Germany’s top court blocks rapid passage of controversial heating law through parliament

Clean Energy Wire

In a setback for Germany’s coalition government, the country’s constitutional court has stalled the rapid parliamentary adoption of the coalition’s controversial heating law. The court ruling sided with a conservative lawmaker who had argued in an injunction that Germany’s parliament needed more time for deliberation of the bill, which aims to phase out fossil fuel heating systems step by step to make the country’s building sector climate friendly. The court ruled that the final deliberation in the Bundestag planned for this week may not take place because the MP's rights might be curtailed (the court did not yet decide whether that is actually the case). Following months of bickering about how to organise this transition, Germany’s three ruling parties – chancellor Olaf Scholz’s Social Democrats (SPD), the Greens, and pro-business Free Democrats (FDP) – last week finalised the details of the law, which topped up subsidies for low emission boilers, and said they wanted to get it through parliament shortly before the summer recess this week.
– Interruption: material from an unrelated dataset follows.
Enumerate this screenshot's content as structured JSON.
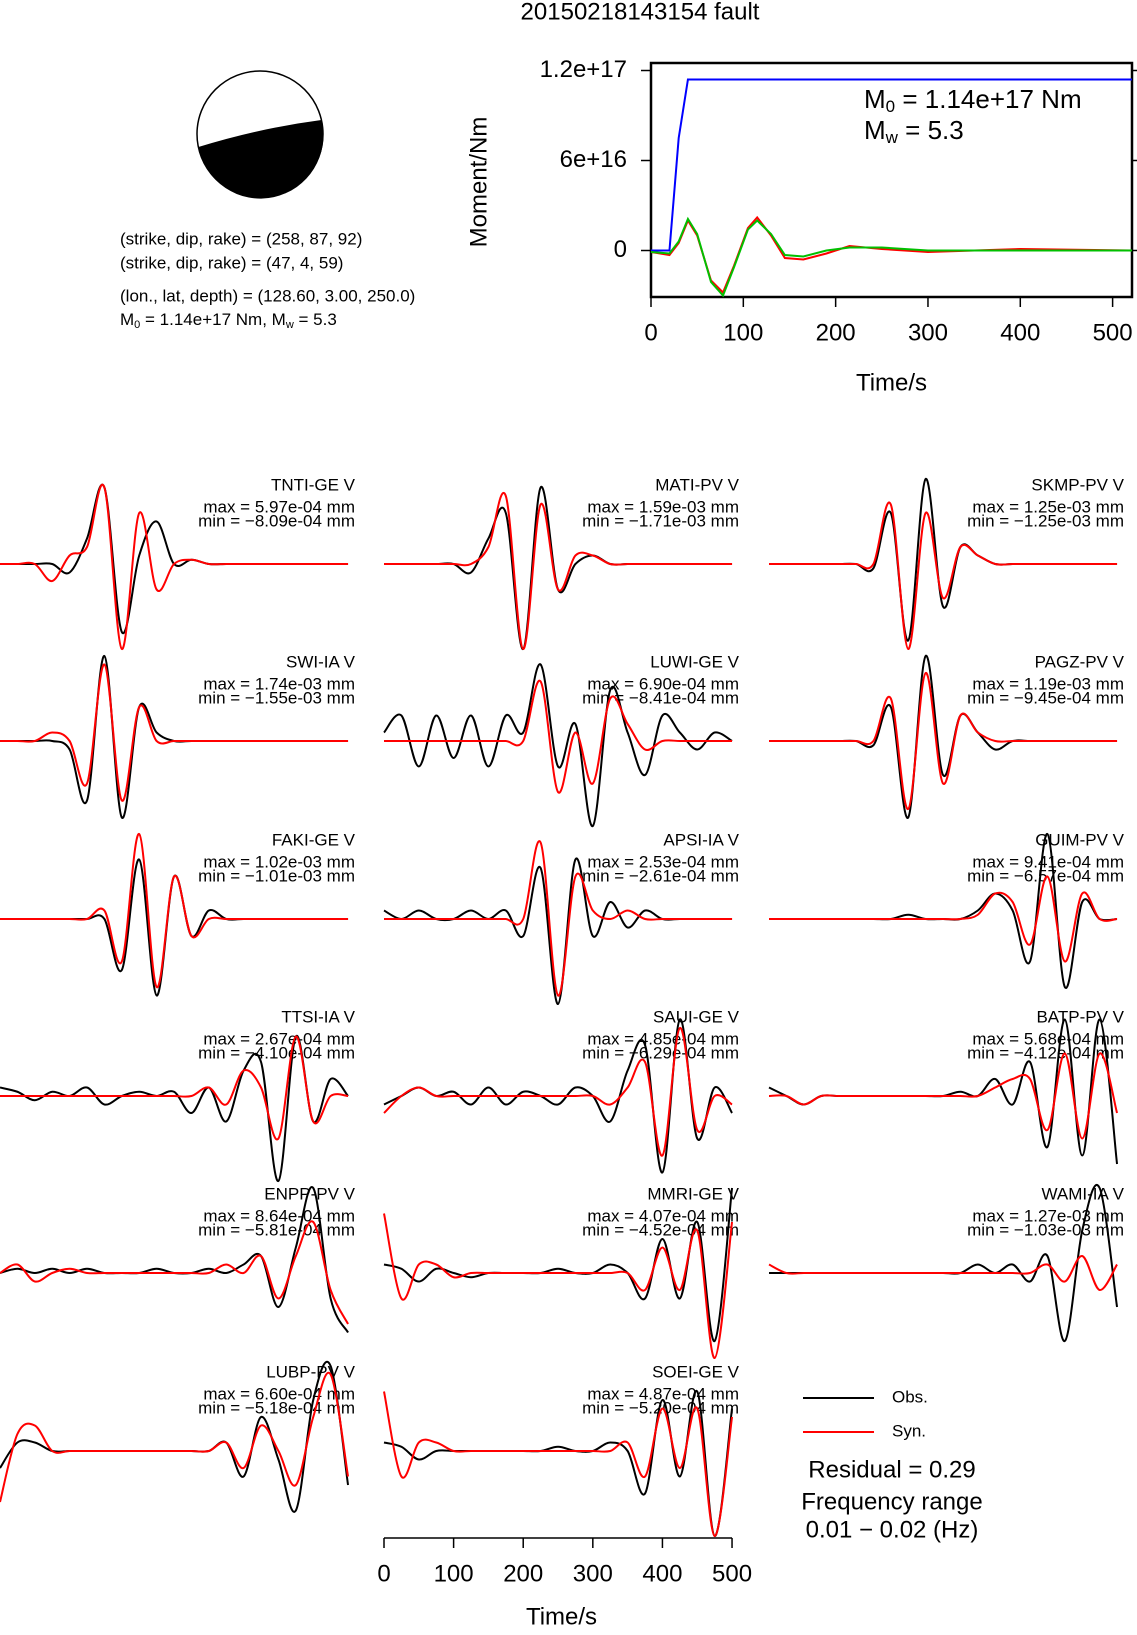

The government considered convening a special parliamentary session during the summer break to pass the law, possibly even next week.  

But lawmaker Thomas Heilmann, a member of the Christian Democratic Union (CDU) argued that rushing the bill through parliament violated his rights as a parliamentarian. “The parliamentary consultations on the heating bill, which have been shortened to the maximum, do not allow to point out and change the conceptual weaknesses of the law,” Heilmann had argued, adding the government “ruins the heating transition with a last-minute legislative package and an unconstitutional procedure.” The Greens and SPD are especially keen to have the law approved as quickly as possible to keep the divisive issue out of the state elections in Bavaria and Hesse in early October.

The controversy over the law has become an endurance test for the coalition as the Greens push for an ambitious transition, while the pro-business Free Democrats (FDP) insist on alternatives to heat pumps. The coalition infighting has been widely described as one of the main reasons behind the recent surge in support for the far-right Alternative für Deutschland (AfD) in national polls.